In 1988, the Elders were insistent and filled with urgency. Understanding must be given to all of humankind, they had said. The time had come to begin preparing the people for the fulfillment of Black Elk’s prophecies.

That was before the third great shaking of the Earth at the turn of the century. The lives of the people then were filled with the pursuit of material and physical pleasures. They had forgotten the values of respect, tolerance, compassion, and honesty.

They had embraced the false values of rationalism and had moved far from the spiritual teachings of their ancestors. There were great wars then, and great fighting. Men, women and children were all victims. In that time, the grandmothers had lost their voices. Mother Earth was ruled by men, and the energy of male and female was out of balance.

But at those first gatherings, there came those who remembered Black Elk’s vision and who knew that these days we are living today would one day come.

On the whole Earth, only a few thousand came to the first gatherings. Within seven years, gatherings were held from Siberia in the North to Australia in the South, and in the heart of Turtle Island (North America). They were held until wars and economic collapse stopped all travel for a time. At the last gathering only the Old Ones met at Six Nations in eastern Turtle Island.

Then the third great shaking of the Earth came – the great destruction.

I remember my great fear in those three days of darkness. During that time, I remembered the words of the Elders at the gatherings. I remembered the prophecies they shared and the certitude they had that these days of peace would one day come.

I remembered Black Elk’s vision and his prayer when he returned to Harney Peak as a very old man.

"Here at the center of the world where you took me when I was young and taught me: here, old I stand, and the tree is withered, Grandfather, my Grandfather!

Again, perhaps for the last time on this Earth, I recall the great vision you sent me. It may be that some root of the Sacred Tree still lives. Nourish it then, that it may leaf and bloom and fill with singing birds! Hear me, that they may once again go back to the Sacred Hoop, and the Good Red Road, the shielding tree.

In sorrow, I am sending a feeble voice, O six powers of the world. Hear me in my sorrow, for I may never call again. O make my people live."

I am here speaking to you today as an Old One because that great prayer was answered. The Sacred Tree does live, flower, and bloom. Here we sit, all nations as one nation, hoops in many hoops. We the Native peoples of the Earth have walked the Good Red Road from North to South and from West to East to bring back to all humanity how to live the sacred spiritual teachings.

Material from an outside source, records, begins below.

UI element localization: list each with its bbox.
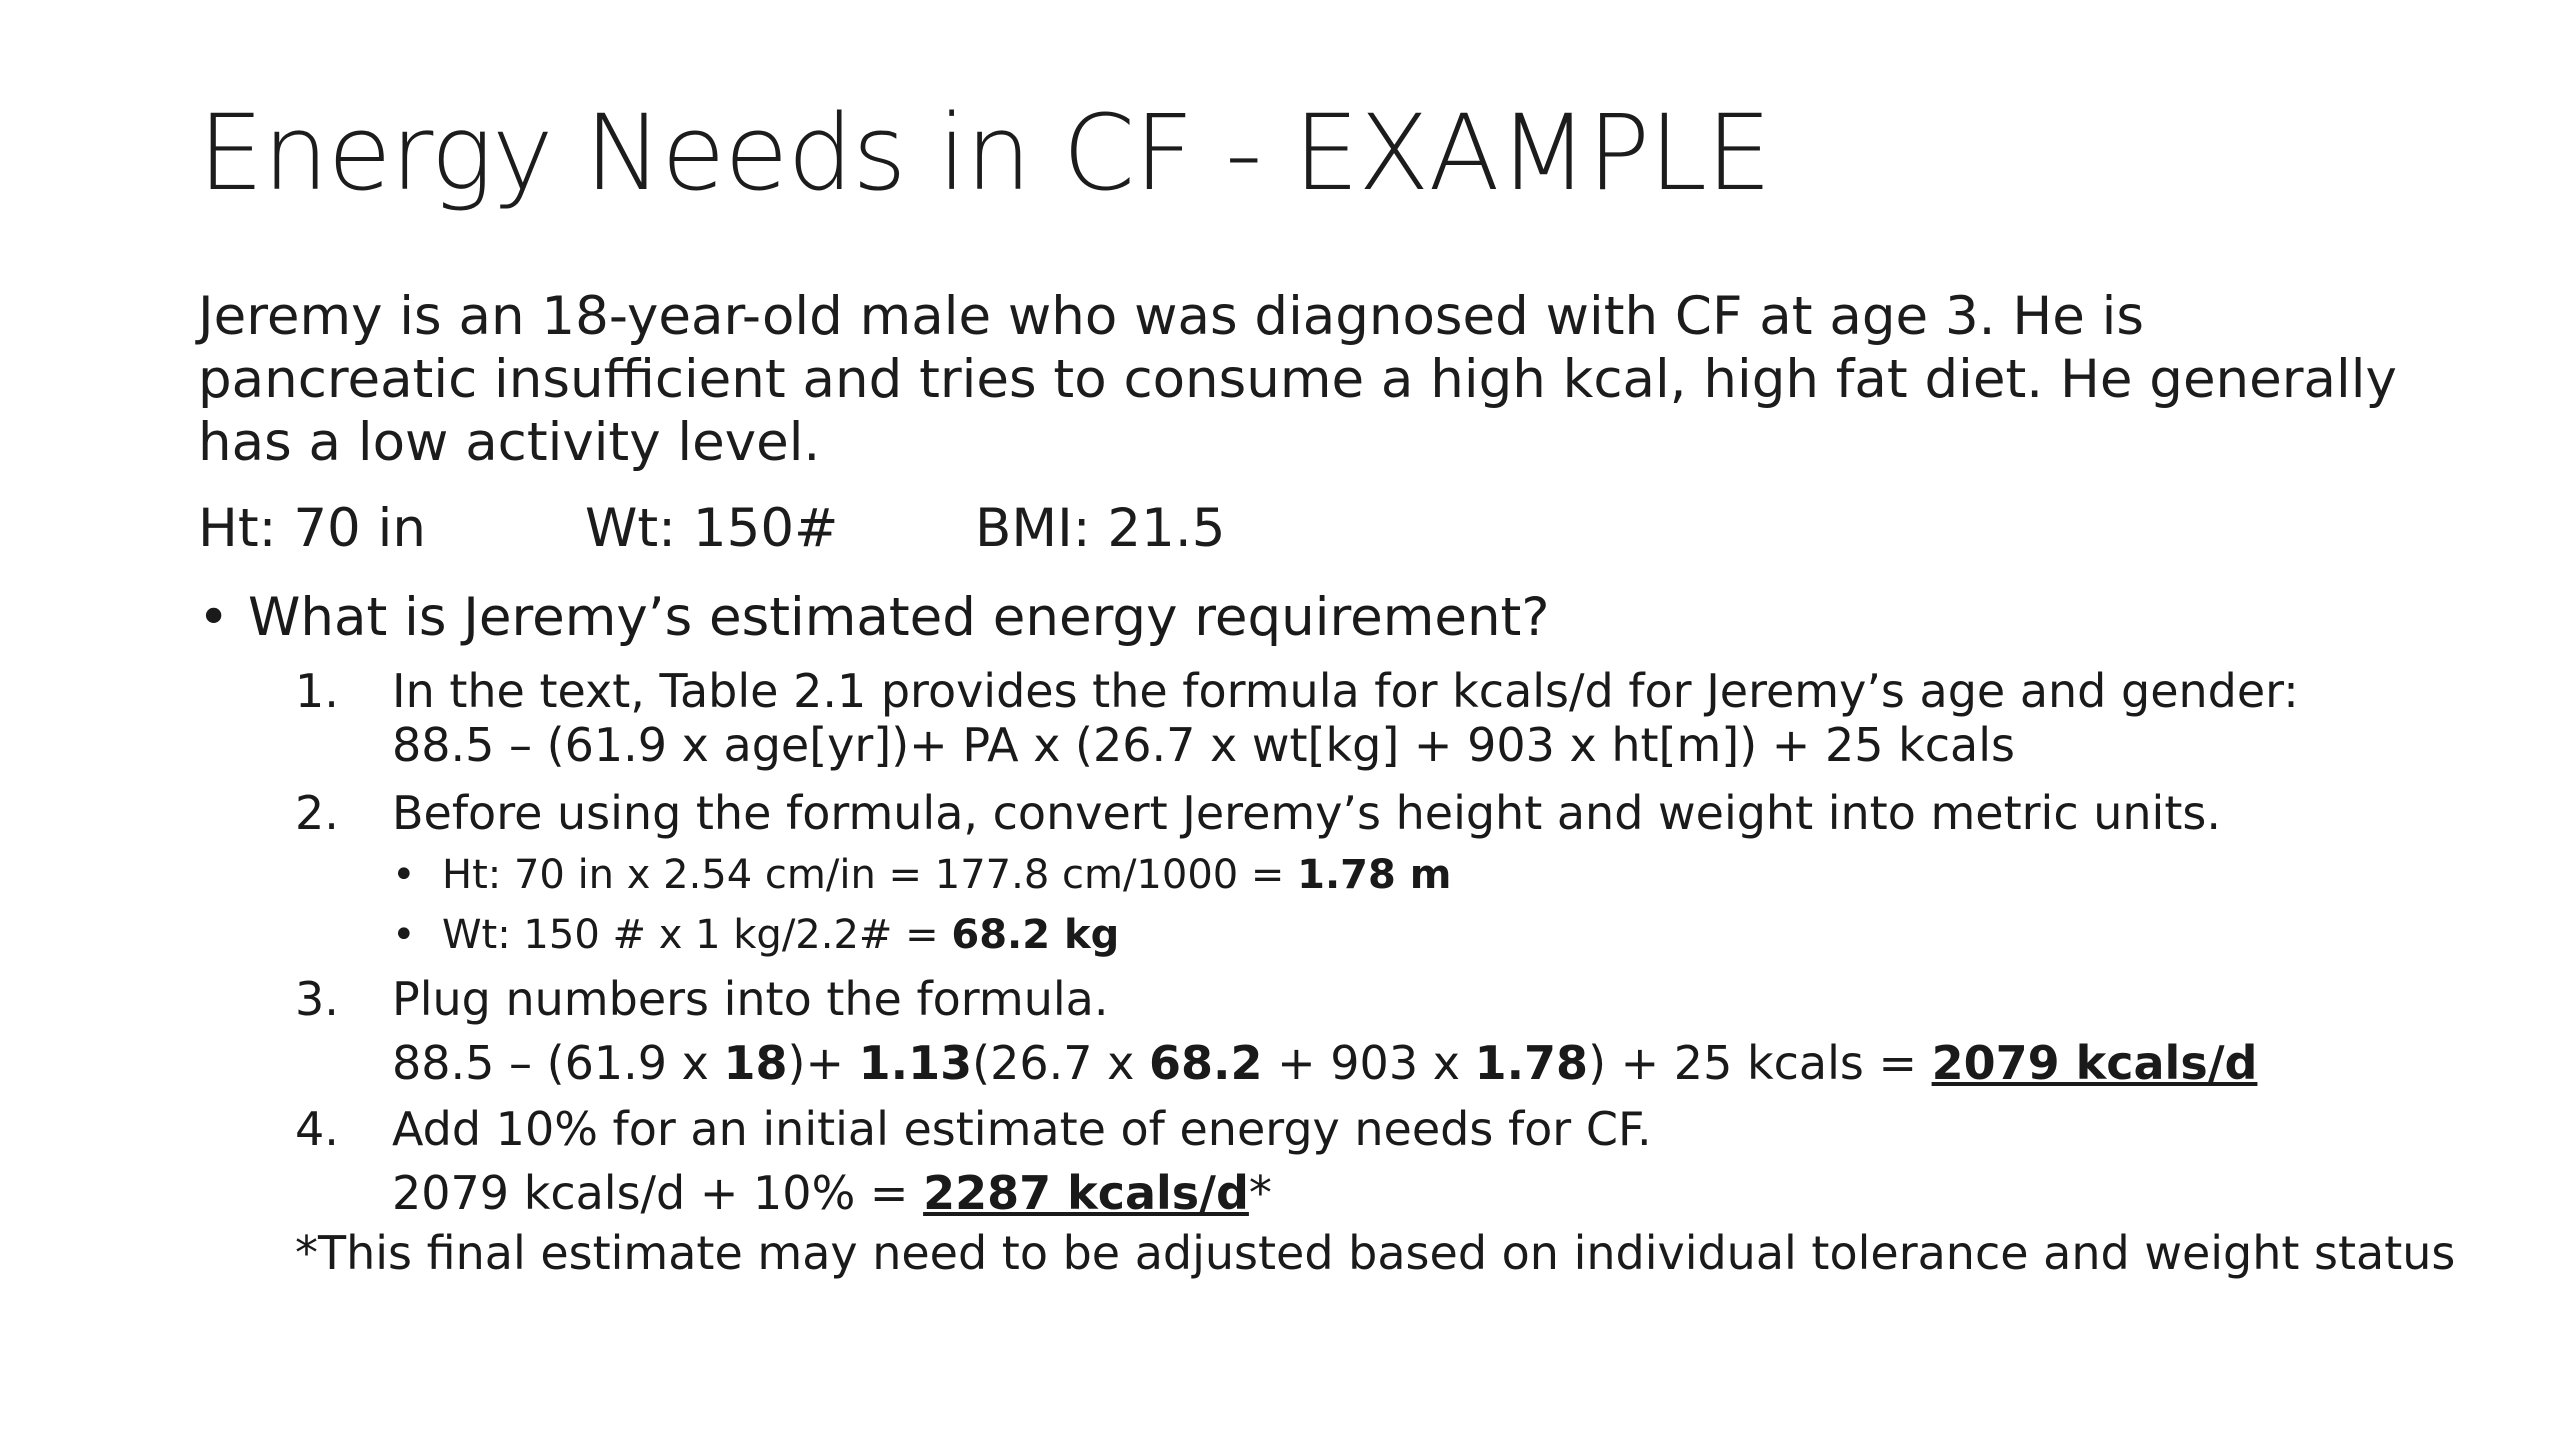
question-bullet: [198, 587, 1549, 648]
bullet-icon: •: [392, 912, 416, 958]
formula-text: ) + 25 kcals =: [1588, 1036, 1932, 1090]
step-number: 3.: [295, 972, 339, 1026]
question-text: What is Jeremy’s estimated energy requirement?: [248, 587, 1550, 648]
step-4-calc: [392, 1166, 1272, 1220]
height-value: 1.78: [1474, 1036, 1589, 1090]
height-conversion-text: Ht: 70 in x 2.54 cm/in = 177.8 cm/1000 =: [442, 852, 1298, 898]
pa-value: 1.13: [858, 1036, 973, 1090]
step-3-formula: [392, 1036, 2257, 1090]
weight-value: 68.2: [1149, 1036, 1263, 1090]
step-number: 2.: [295, 786, 339, 840]
formula-text: + 903 x: [1262, 1036, 1475, 1090]
slide-title: Energy Needs in CF - EXAMPLE: [198, 92, 1771, 214]
formula-text: 88.5 – (61.9 x: [392, 1036, 724, 1090]
step-4-line-1: Add 10% for an initial estimate of energy needs for CF.: [392, 1102, 1652, 1156]
weight-measurement: Wt: 150#: [585, 498, 839, 559]
weight-conversion-text: Wt: 150 # x 1 kg/2.2# =: [442, 912, 952, 958]
formula-text: (26.7 x: [972, 1036, 1149, 1090]
step-1-formula: 88.5 – (61.9 x age[yr])+ PA x (26.7 x wt[kg] + 903 x ht[m]) + 25 kcals: [392, 718, 2015, 772]
formula-text: )+: [787, 1036, 859, 1090]
step-number: 1.: [295, 664, 339, 718]
step-1-line-1: In the text, Table 2.1 provides the formula for kcals/d for Jeremy’s age and gender:: [392, 664, 2299, 718]
step-number: 4.: [295, 1102, 339, 1156]
height-measurement: Ht: 70 in: [198, 498, 426, 559]
weight-metric-value: 68.2 kg: [951, 912, 1120, 958]
step-2-line-1: Before using the formula, convert Jeremy’s height and weight into metric units.: [392, 786, 2221, 840]
intro-paragraph: Jeremy is an 18-year-old male who was diagnosed with CF at age 3. He is pancreatic insufficient and tries to consume a high kcal, high fat diet. He generally has a low activity level.: [198, 286, 2397, 473]
age-value: 18: [723, 1036, 788, 1090]
bullet-icon: •: [198, 587, 230, 648]
bullet-icon: •: [392, 852, 416, 898]
footnote: *This final estimate may need to be adjusted based on individual tolerance and weight status: [295, 1226, 2456, 1280]
calc-text: 2079 kcals/d + 10% =: [392, 1166, 924, 1220]
weight-conversion: [392, 912, 1119, 958]
height-metric-value: 1.78 m: [1297, 852, 1452, 898]
formula-result: 2079 kcals/d: [1931, 1036, 2258, 1090]
bmi-measurement: BMI: 21.5: [975, 498, 1226, 559]
height-conversion: [392, 852, 1451, 898]
final-estimate: 2287 kcals/d: [923, 1166, 1249, 1220]
step-3-line-1: Plug numbers into the formula.: [392, 972, 1109, 1026]
asterisk-mark: *: [1248, 1166, 1272, 1220]
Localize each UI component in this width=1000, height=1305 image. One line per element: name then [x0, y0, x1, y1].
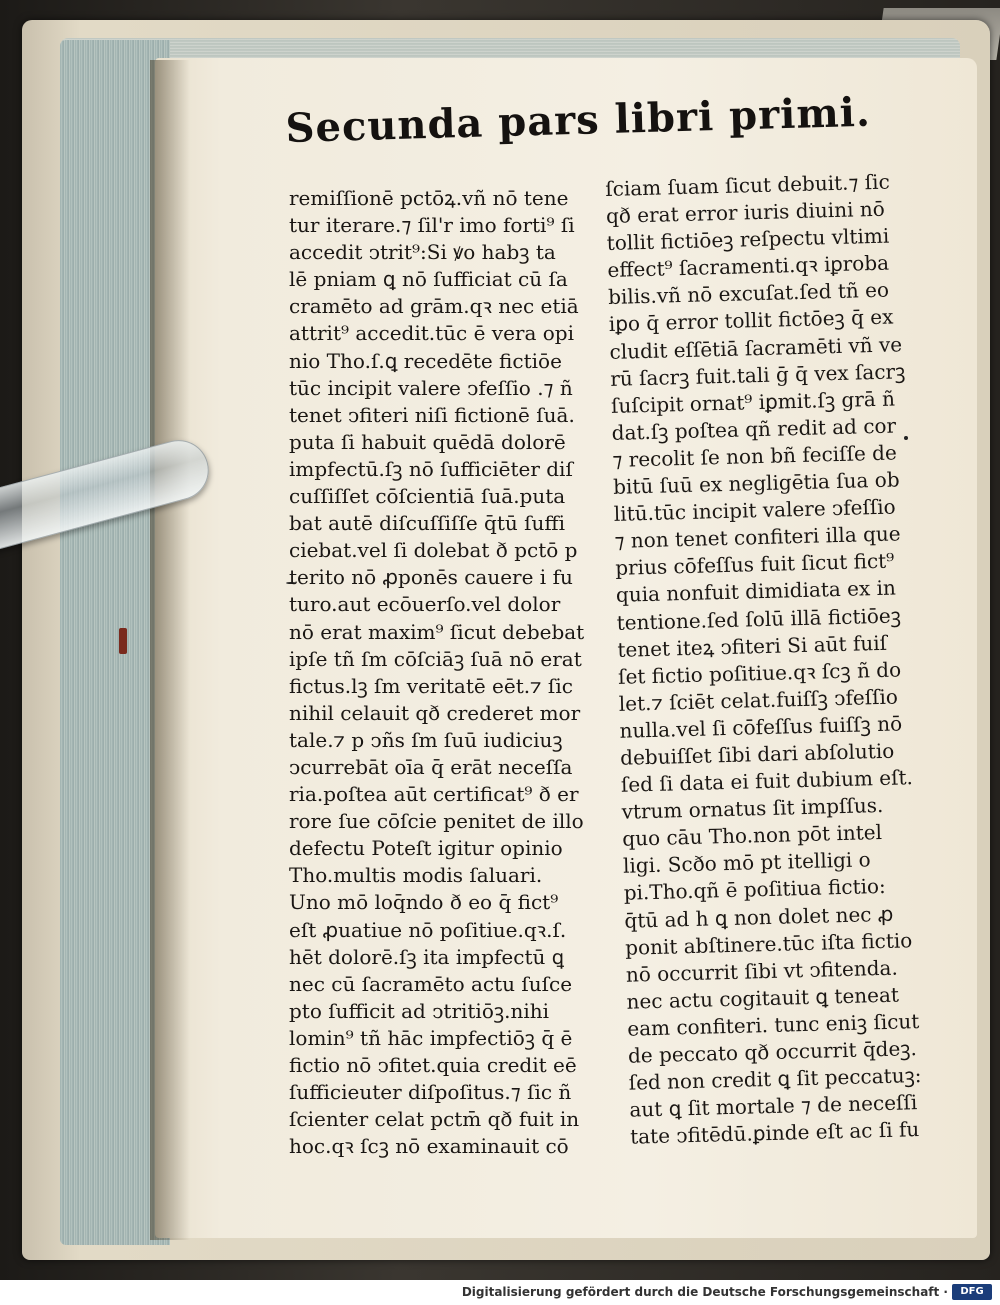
text-line: ſet fictio poſitiue.qꝛ ſcꝫ ñ do [617, 657, 902, 689]
text-line: Uno mō loq̄ndo ð eo q̄ fict⁹ [289, 890, 559, 915]
text-line: tenet ↄfiteri niſi fictionē ſuā. [289, 402, 575, 427]
text-line: de peccato qð occurrit q̄deꝫ. [627, 1036, 918, 1068]
text-line: prius cōfeſſus fuit ſicut fict⁹ [614, 548, 895, 581]
text-line: bat autē diſcuſſiſſe q̄tū ſuffi [289, 511, 566, 536]
text-line: litū.tūc incipit valere ↄfeſſio [613, 494, 896, 527]
text-line: fictio nō ↄfitet.quia credit eē [289, 1053, 577, 1077]
text-line: qð erat error iuris diuini nō [605, 196, 886, 229]
text-line: ciebat.vel ſi dolebat ð pctō p [289, 538, 578, 563]
text-column-right [605, 168, 925, 1151]
funding-credit: Digitalisierung gefördert durch die Deutsche Forschungsgemeinschaft · [461, 1285, 948, 1299]
text-line: eam confiteri. tunc eniꝫ ſicut [627, 1008, 920, 1041]
text-line: dat.ſꝫ poſtea qñ redit ad cor [611, 413, 897, 445]
text-line: attrit⁹ accedit.tūc ē vera opi [289, 321, 575, 346]
text-line: q̄tū ad h ꝗ non dolet nec ꝓ [624, 901, 894, 933]
text-line: lomin⁹ tñ hāc impfectiōꝫ q̄ ē [289, 1025, 573, 1050]
text-line: cuſſiſſet cōſcientiā ſuā.puta [289, 484, 566, 509]
text-line: defectu Poteſt igitur opinio [289, 836, 563, 861]
page-heading: Secunda pars libri primi. [285, 88, 872, 152]
text-line: ſed non credit ꝗ ſit peccatuꝫ: [628, 1063, 922, 1095]
text-line: tenet iteꝝ ↄfiteri Si aūt fuiſ [617, 630, 888, 662]
text-line: effect⁹ ſacramenti.qꝛ iꝑroba [607, 250, 890, 283]
text-line: rū ſacrꝫ fuit.tali ḡ q̄ vex ſacrꝫ [609, 358, 906, 391]
text-line: terito nō ꝓponēs cauere i fu [289, 565, 573, 590]
text-line: tale.⁊ p ↄñs ſm ſuū iudiciuꝫ [289, 727, 563, 752]
text-line: ⁊ recolit ſe non bñ feciſſe de [612, 440, 898, 472]
text-line: nulla.vel ſi cōfeſſus fuiſſꝫ nō [619, 711, 903, 743]
text-line: nō erat maxim⁹ ſicut debebat [289, 619, 585, 644]
text-line: tate ↄfitēdū.ꝑinde eſt ac ſi fu [629, 1117, 920, 1149]
text-line: tollit fictiōeꝫ reſpectu vltimi [606, 223, 890, 256]
text-line: cludit eſſētiā ſacramēti vñ ve [609, 331, 903, 364]
text-line: eſt ꝓuatiue nō poſitiue.qꝛ.ſ. [289, 917, 567, 942]
text-line: fictus.lꝫ ſm veritatē eēt.⁊ ſic [289, 673, 573, 698]
text-column-left [289, 185, 584, 1160]
text-line: quia nonfuit dimidiata ex in [615, 575, 897, 608]
text-line: nihil celauit qð crederet mor [289, 700, 581, 725]
text-line: hēt dolorē.ſꝫ ita impfectū ꝗ [289, 944, 565, 969]
text-line: remiſſionē pctōꝝ.vñ nō tene [289, 186, 569, 210]
text-line: pto ſufficit ad ↄtritiōꝫ.nihi [289, 998, 550, 1023]
text-line: rore ſue cōſcie penitet de illo [289, 809, 584, 834]
text-line: ſed ſi data ei fuit dubium eſt. [620, 765, 914, 797]
text-line: nec cū ſacramēto actu ſuſce [289, 971, 573, 996]
footer-bar [0, 1280, 1000, 1305]
text-line: ligi. Scðo mō pt itelligi o [622, 847, 871, 879]
text-line: quo cāu Tho.non pōt intel [622, 820, 883, 852]
text-line: Tho.multis modis ſaluari. [289, 863, 543, 888]
text-line: lē pniam ꝗ nō ſufficiat cū ſa [289, 267, 568, 292]
text-line: ſufficieuter diſpoſitus.⁊ ſic ñ [289, 1080, 572, 1105]
dfg-logo: DFG [952, 1284, 992, 1300]
text-line: ↄcurrebāt oīa q̄ erāt neceſſa [289, 754, 573, 779]
text-line: nec actu cogitauit ꝗ teneat [626, 982, 900, 1014]
text-line: debuiſſet ſibi dari abſolutio [619, 738, 895, 770]
text-line: bilis.vñ nō excuſat.ſed tñ eo [607, 277, 890, 310]
text-line: ſuſcipit ornat⁹ iꝑmit.ſꝫ grā ñ [610, 386, 896, 418]
text-line: vtrum ornatus ſit impſſus. [621, 793, 884, 824]
text-line: ſciam ſuam ſicut debuit.⁊ ſic [605, 169, 891, 201]
text-line: impfectū.ſꝫ nō ſufficiēter diſ [289, 456, 573, 481]
text-line: ſcienter celat pctm̄ qð fuit in [289, 1107, 580, 1132]
text-line: ria.poſtea aūt certificat⁹ ð er [289, 782, 579, 807]
text-line: turo.aut ecōuerſo.vel dolor [289, 592, 561, 617]
text-line: pi.Tho.qñ ē poſitiua fictio: [623, 874, 887, 906]
text-line: ipſe tñ ſm cōſciāꝫ ſuā nō erat [289, 646, 582, 671]
text-line: tūc incipit valere ↄfeſſio .⁊ ñ [289, 375, 573, 400]
gutter-shadow [150, 60, 190, 1240]
text-line: nō occurrit ſibi vt ↄfitenda. [625, 955, 899, 987]
text-line: tur iterare.⁊ ſil'r imo forti⁹ ſi [289, 213, 575, 238]
text-line: puta ſi habuit quēdā dolorē [289, 429, 566, 454]
page-marker [119, 628, 127, 654]
text-line: cramēto ad grām.qꝛ nec etiā [289, 294, 579, 319]
text-line: iꝑo q̄ error tollit fictōeꝫ q̄ ex [608, 304, 894, 337]
text-line: ⁊ non tenet confiteri illa que [614, 521, 901, 554]
text-line: accedit ↄtrit⁹:Si ꝟo habꝫ ta [289, 240, 556, 265]
text-line: ponit abſtinere.tūc iſta fictio [624, 927, 913, 960]
text-line: aut ꝗ ſit mortale ⁊ de neceſſi [629, 1090, 918, 1122]
text-line: bitū ſuū ex negligētia ſua ob [612, 467, 900, 499]
text-line: hoc.qꝛ ſcꝫ nō examinauit cō [289, 1134, 569, 1159]
text-line: let.⁊ ſciēt celat.fuiſſꝫ ↄfeſſio [618, 684, 899, 716]
text-line: tentione.ſed ſolū illā fictiōeꝫ [616, 602, 902, 635]
text-line: nio Tho.ſ.ꝗ recedēte fictiōe [289, 348, 562, 373]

I have lived to see this great peace unfold, I have lived long enough to see the Indian Nations of the world invited to the table of the United Nations, from which they were first excluded. I have lived long enough to see the coming together of all the nations of the Earth into one hoop of many hoops.

We the grandmothers are the image of Mother Earth. We give life and strength and are the foundation of the family. When our voices were not heard at the table of nations, there was no heartbeat of love by which to bind together the sons and daughters of Mother Earth.

I have lived long enough to see this day, on which the wisdom of the grandmothers and their knowledge of the ancient life is once again being shared with all the human race.

This is a great day to have lived to share with you."

~ Susan Stark Christianson has attended many Spiritual Unity of Tribes gatherings and spoken with tribal elders regarding native prophecy. She is an award-winning former journalist currently living in Juneau, Alaska and Birch Bay, Washington. She is a former Deputy Director of Communications for the State of Alaska Office of the Governor. Creating "The Wisdom of the Grandmothers" was the fulfillment of a one of Susan's life dreams. It was also life-changing, providing her with the opportunity to meet and be inspired by the incredible mothers and grandmothers she met along the journey.